Home > metadater

metadater

Metadater is a project mainly written in Ruby, based on the View license.

Simple metadata mass-scanner for videos

Metadater

Metadater is a simple metadata mass-scanner for video. It's about as simple as can be - you give it a directory, and it finds every video inside it and grabs its metadata. Easy-peasy.

Note that Metadater is in extreme alpha, so it is not yet very configurable. This will change. Note also that I'm a beginner programmer, and my code may be ugly ;) Please help me out and teach me the correct way.

Requirements

  • Ruby:
    Ruby 1.9.2 and 1.8.7 are supported (but see below for known issues with 1.8.7). It's primarily been tested against 1.9.2, so let me know if there are any issues with 1.8. When using 1.8, ensure that RubyGems is installed too.
  • The following gems:
    • mediainfo:
      The mediainfo gem interfaces with the commandline MediaInfo utility to extract video metadata. The MediaInfo tool must be installed and must be in your path.
    • mini_exiftool:
      The mini_exiftool gem interfaces with the commandline ExifTool utility to extract Exif metadata. You need this installed and in your path too.
    • xml-simple:
      xml-simple is used to process embedded XML in one edge case. Not usually used.
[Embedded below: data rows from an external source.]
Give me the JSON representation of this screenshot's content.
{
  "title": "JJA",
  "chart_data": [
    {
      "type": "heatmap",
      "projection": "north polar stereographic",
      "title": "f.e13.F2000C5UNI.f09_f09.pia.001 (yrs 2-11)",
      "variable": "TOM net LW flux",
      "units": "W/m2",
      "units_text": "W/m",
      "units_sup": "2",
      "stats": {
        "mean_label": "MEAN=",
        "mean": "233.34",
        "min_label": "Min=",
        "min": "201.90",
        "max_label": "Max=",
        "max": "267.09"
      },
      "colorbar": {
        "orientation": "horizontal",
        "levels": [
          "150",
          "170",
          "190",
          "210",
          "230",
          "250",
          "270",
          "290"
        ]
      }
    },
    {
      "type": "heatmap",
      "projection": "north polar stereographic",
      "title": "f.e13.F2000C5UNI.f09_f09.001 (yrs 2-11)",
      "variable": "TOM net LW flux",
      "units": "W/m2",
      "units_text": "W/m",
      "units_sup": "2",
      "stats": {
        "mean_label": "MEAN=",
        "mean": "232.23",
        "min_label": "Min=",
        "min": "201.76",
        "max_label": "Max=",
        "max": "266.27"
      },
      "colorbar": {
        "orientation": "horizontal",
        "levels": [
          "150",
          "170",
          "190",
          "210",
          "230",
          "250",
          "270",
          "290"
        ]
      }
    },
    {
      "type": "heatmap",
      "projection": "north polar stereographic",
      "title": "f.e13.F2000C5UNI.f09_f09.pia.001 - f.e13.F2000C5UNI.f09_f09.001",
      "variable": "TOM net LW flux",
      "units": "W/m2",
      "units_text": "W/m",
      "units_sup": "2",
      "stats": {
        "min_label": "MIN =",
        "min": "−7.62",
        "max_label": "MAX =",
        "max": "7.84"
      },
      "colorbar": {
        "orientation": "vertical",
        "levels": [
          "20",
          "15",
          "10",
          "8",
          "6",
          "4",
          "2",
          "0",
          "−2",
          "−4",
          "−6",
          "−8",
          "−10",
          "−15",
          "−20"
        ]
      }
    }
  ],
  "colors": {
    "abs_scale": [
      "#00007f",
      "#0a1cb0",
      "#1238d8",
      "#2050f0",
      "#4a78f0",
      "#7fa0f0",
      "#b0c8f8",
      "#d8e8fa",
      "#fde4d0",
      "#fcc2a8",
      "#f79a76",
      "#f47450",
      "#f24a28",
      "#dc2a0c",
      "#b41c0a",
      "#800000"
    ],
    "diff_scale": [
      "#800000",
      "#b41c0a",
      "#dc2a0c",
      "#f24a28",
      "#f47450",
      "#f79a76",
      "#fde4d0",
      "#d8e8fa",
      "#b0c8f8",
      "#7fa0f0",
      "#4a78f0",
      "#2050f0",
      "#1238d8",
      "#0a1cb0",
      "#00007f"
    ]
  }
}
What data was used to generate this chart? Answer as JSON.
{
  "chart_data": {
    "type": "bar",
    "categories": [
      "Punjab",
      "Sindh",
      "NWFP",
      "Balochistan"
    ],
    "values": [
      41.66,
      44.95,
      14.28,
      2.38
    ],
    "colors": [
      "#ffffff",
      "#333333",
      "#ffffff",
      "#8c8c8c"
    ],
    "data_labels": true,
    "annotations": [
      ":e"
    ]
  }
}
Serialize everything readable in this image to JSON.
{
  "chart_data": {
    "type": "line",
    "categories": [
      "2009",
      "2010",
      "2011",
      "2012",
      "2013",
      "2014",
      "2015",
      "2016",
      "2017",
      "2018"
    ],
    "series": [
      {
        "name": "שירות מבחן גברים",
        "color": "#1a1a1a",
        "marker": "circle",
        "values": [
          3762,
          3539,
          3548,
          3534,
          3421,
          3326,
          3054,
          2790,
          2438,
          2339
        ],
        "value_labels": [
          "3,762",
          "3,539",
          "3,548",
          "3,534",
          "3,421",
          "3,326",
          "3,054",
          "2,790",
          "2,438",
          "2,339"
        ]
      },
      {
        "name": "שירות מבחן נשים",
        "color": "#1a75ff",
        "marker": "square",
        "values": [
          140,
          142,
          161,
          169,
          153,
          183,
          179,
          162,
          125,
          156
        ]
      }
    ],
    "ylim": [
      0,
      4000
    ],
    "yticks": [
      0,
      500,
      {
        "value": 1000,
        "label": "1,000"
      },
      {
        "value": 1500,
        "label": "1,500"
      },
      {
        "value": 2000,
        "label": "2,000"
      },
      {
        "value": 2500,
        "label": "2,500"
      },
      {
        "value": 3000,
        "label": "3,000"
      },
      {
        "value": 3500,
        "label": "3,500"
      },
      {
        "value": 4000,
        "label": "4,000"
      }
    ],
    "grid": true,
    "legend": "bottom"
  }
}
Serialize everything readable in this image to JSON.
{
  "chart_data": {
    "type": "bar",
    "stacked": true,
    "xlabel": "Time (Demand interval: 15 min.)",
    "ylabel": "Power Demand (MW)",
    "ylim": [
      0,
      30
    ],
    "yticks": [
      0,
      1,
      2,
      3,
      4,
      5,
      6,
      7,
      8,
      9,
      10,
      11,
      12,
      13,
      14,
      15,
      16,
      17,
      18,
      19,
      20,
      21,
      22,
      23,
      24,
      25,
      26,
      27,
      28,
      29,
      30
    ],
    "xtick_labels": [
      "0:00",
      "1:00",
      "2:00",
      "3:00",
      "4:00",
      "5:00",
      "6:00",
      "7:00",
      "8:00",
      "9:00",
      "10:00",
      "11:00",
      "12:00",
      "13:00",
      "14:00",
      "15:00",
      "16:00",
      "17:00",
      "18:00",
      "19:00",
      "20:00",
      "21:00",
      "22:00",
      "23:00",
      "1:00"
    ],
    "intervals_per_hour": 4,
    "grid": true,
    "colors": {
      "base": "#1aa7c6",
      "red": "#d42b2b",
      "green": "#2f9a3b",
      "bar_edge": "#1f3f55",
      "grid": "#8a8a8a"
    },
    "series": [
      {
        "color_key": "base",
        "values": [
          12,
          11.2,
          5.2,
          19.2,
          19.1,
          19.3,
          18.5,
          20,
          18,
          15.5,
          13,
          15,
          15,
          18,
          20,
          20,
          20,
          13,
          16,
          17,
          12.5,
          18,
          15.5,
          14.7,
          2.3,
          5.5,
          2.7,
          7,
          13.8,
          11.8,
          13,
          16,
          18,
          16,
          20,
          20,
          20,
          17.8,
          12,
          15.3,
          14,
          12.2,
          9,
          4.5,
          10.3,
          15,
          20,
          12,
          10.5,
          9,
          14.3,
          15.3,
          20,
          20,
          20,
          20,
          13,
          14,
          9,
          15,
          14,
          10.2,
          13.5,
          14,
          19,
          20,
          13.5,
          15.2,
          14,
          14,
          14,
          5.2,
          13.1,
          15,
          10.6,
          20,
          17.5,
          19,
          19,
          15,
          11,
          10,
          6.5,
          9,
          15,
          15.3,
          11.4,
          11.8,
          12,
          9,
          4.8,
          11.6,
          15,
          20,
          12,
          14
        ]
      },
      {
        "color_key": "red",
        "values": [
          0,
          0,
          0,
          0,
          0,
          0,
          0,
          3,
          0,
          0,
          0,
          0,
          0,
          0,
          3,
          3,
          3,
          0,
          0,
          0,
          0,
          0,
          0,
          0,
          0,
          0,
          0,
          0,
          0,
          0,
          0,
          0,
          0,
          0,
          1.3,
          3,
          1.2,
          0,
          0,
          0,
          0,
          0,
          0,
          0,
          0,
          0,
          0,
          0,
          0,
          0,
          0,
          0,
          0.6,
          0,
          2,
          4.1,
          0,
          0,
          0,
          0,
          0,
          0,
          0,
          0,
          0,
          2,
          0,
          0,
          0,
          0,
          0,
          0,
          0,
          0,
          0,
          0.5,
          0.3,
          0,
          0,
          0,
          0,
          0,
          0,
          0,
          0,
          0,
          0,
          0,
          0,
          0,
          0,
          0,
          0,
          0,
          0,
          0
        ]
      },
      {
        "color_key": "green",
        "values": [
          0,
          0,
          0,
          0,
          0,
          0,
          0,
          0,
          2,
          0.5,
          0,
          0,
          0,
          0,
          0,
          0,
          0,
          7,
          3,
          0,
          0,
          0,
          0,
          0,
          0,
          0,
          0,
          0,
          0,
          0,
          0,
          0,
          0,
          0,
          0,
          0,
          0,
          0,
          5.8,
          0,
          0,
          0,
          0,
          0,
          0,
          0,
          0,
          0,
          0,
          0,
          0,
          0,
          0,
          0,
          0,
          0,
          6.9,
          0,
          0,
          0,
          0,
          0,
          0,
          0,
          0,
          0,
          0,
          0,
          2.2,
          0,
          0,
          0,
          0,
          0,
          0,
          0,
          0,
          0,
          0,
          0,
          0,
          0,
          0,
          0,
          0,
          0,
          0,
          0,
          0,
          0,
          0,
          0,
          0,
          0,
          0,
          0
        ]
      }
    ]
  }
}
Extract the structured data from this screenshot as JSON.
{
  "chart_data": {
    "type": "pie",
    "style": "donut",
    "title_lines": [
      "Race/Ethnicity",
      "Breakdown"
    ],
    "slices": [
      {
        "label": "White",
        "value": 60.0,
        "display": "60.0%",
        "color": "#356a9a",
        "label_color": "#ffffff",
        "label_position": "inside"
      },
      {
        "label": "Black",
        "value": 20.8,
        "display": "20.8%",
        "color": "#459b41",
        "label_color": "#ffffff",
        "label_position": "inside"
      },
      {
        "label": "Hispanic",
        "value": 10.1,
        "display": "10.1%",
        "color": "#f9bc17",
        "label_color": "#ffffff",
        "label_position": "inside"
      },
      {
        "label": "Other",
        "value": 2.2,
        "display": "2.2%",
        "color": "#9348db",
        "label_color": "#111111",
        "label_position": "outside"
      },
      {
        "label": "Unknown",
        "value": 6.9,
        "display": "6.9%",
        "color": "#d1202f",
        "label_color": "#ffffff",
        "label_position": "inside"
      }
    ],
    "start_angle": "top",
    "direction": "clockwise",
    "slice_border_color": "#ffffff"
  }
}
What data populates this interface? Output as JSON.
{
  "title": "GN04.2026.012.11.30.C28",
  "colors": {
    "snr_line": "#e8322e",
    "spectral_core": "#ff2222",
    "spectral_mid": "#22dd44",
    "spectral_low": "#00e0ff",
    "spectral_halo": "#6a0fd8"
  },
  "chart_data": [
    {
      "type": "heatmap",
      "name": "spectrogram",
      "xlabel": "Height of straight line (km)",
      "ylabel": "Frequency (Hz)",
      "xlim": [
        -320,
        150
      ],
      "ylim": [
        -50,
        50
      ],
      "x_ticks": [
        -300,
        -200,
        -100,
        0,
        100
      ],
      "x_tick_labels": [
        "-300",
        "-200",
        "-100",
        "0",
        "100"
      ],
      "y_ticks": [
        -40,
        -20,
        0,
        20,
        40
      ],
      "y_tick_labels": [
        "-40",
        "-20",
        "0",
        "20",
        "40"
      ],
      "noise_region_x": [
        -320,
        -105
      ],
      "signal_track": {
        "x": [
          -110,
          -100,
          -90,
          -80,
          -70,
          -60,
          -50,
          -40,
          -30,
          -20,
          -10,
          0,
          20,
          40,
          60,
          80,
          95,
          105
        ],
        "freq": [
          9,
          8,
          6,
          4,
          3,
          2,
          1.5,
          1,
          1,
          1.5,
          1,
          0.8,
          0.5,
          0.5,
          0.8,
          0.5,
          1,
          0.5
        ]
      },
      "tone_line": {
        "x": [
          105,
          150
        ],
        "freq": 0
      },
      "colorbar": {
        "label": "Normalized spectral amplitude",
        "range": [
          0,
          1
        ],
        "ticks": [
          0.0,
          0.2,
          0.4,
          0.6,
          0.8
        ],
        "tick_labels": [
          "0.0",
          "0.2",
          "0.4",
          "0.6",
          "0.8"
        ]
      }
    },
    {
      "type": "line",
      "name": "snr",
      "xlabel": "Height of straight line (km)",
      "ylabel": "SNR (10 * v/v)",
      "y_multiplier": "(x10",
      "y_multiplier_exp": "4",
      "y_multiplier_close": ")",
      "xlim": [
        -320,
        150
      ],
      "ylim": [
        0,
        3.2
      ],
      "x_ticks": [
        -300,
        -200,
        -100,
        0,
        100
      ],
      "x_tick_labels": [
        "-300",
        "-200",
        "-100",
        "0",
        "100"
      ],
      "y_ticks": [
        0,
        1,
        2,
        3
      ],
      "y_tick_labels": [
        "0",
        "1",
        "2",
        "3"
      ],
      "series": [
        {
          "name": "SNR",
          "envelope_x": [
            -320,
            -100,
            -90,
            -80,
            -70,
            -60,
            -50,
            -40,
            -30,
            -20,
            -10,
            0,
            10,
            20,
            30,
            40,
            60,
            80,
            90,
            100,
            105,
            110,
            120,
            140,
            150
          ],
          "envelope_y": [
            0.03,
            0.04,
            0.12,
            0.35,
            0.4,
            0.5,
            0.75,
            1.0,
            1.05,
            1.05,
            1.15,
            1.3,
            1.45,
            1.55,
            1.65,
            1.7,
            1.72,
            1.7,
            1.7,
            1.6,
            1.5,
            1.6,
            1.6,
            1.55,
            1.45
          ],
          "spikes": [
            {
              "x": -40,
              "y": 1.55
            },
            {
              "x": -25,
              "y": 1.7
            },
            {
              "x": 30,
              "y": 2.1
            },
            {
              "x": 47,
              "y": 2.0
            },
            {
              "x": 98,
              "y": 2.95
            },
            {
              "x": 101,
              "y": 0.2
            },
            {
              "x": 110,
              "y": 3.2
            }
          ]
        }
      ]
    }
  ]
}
In Mac OS X or Linux, installing the gem dependencies is as simple as typing gem install mediainfo mini_exiftool xmlsimple

Use your preferred package manager to install the MediaInfo and ExifTool utilities.

Usage

ruby metadater.rb \<directory> [options]

Where \<directory> is the name of the directory to scan. The search is recursive - any subdirectories within the specified directory will also be scanned. When the search completes, a file named video.yml and/or video.json will be dropped into the scanned directory.

Options:

--no-hash Do not calculate hashes for videos
--full-hash Calculate the MD5 hash using the video's full data, rather than part of it. Note that this may be very slow. --json Write JSON output. This is faster to write and to parse, but far less human-readable. --no-yaml Skip writing YAML output.

TODO / Caveats

  • Output is only to YAML and JSON right now. Report generation is coming, other formats by request.
  • By default, the MD5 is hashed for a one-megabyte section beginning 5MB into the file. This is not a secure method of identifying corruption, and is meant only as a convenience for identifying files in conjunction with filesize. This option was chosen because calculating complete hashes for multi-gigabyte videos can take hours, especially if they are on a device with limited read speed such as a network drive.
  • There are no options beyond MD5-related options, but we could add some.
  • The supported extensions are hardcoded right now. These should be a configurable option.
  • The camera-related Exif features contain a number of Sony device-specific hacks, which kind of sucks. This should be user-configurable, or another way should be found to capture all of this data regardless of device.
  • Fix Ruby 1.8-specific issues.
    • Ruby 1.8 hashes are unordered, so fields are in alphabetical rather than logical order in the output YAML
    • Non-video files which begin with a period are not skipped in 1.8

License

Metadater is licensed under the 2-clause BSD license ("FreeBSD License"). For the text of the license, see LICENSE.